Ongoing projects and collaborations

Proximity induced exchange and spin-orbit effects in graphene and their interplay

Graphene, a two-dimensional surface of carbon-atoms is only one atom thick true interface. This property of graphene can be exploited by bringing it in contact with other two-dimensional or bulk materials and engineering its pristine properties in a desired way. This unique ability of graphene makes it a rich playground to explore exotic quantum-degrees of freedom which are not possible to explore in materials in their pristine forms but can be accessed on the surface of graphene when it is contacted with other materials.


In this project, in a collaboration with the research teams from MIT and Harvard, we explore the effect of a ferromagnetic exchange field by a ferromagnetic material europium sulfide (EuS) and the spin-orbit coupling (SOC) by tungsten disulfide (WS2), a transition-metal dichalcogenide. Graphene is sandwiched between these two materials. Both effects and their interplay are expected to have a measurable effect which can be seen in the graphene Landau level splitting in Quantum Hall measurements.

A fabricated device which has graphene on WSe2 is shown at the left figure.

The project is in collaboration with the group of Prof. Jagadish Moodera at MIT, USA and Prof. Amir Yakobi at Harvard,USA. Theoretical support is provided by Prof. Patrick Lee at the MIT, USA


Boson correlation in solid-state devices


In 1956 Brown and Twiss (Nature 177, 27 (1956)) performed an experiment where they show that the photons emitted from a coherent light source are fully correlated. The measured feature is a consequence of bosonic statistics. Therefore, the effect represents the qunatum-statistical nature of any bosonic system.
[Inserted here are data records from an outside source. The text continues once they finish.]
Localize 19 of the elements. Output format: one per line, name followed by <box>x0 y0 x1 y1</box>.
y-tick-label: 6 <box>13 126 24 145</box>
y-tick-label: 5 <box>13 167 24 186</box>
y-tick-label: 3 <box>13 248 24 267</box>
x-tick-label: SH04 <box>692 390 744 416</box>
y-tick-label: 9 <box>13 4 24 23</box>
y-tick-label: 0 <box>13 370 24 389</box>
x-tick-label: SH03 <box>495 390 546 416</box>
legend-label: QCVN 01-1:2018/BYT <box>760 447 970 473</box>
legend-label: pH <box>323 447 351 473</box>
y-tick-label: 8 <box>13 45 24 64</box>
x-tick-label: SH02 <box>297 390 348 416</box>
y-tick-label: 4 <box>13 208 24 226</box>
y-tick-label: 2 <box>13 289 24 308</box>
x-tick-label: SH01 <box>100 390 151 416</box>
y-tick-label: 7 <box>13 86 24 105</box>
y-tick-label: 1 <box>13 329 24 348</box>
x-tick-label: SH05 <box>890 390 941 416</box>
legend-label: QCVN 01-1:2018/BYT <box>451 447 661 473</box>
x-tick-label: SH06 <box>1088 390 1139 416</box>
Recently, Bender et al. (Phys.Rev. Lett. 122, 187701 (2019)) proposed that the same effect could be measured even in solid state devices. In ferromagnetic insulators such as Yittium Iron Garnate (YIG), the information communication occurs via quantum-mechanical excitation 'magnon' quasi-particle which are bosonic in nature, and the similar correlation between magnonic signals should appear as was earlier observed in the light experiment. The measurement scheme is shown in the image at the left

The project is an ongoing collaboration between the theory group of Prof. Rambert Duine at Utrecht, the Netherlands and the group of Dr. Marcos Guimaraes at Groningen, the Netherlands.


Analog spintronics

In our recent seminal work, we showed that up to 100% spin-injection and detection efficiency can be achieved in graphene if hBN is used as a tunnel barrier. We demonstrated the effect by using a finite dc current bias on top of the ac signal across the injector/detector contact. This observation clearly suggests that the spin-injection/detection efficiency is bias dependent (is not constant), and introduces nonlinearity in the spin-injection process.


In the present work, we explore this nonlinearity in the spin-signal in graphene and measure this effect in form of higher harmonic spin-signals. We also show the cool application of nonlinearity in form of spin-current amplification, amplitude modulation and heterodyne detection of the spin-signal for the first time which paves way for analog spintronics!

More details will follow soon :)


Past Collaborations


USA Dr. Marcos guimarães at Cornell University (spin-relaxation 1/f noise in graphene) (2015-2017).

CH Group of Prof. Christian Schönenberger at University of Basel (CVD hBN tunel barriers for spin injection into graphene) (2014-2018).

UK Group of Dr. Ivan-Vera Marun at University of Manchester (Two-channel model for spin-noise simulations) (2014-2018).

NL Group of Prof. Ben L. Feringa (Nobel laureate Chemistry, 2016) at University of Groningen (magnetic-impurities induced spin-relaxation in graphene) (2013-2015).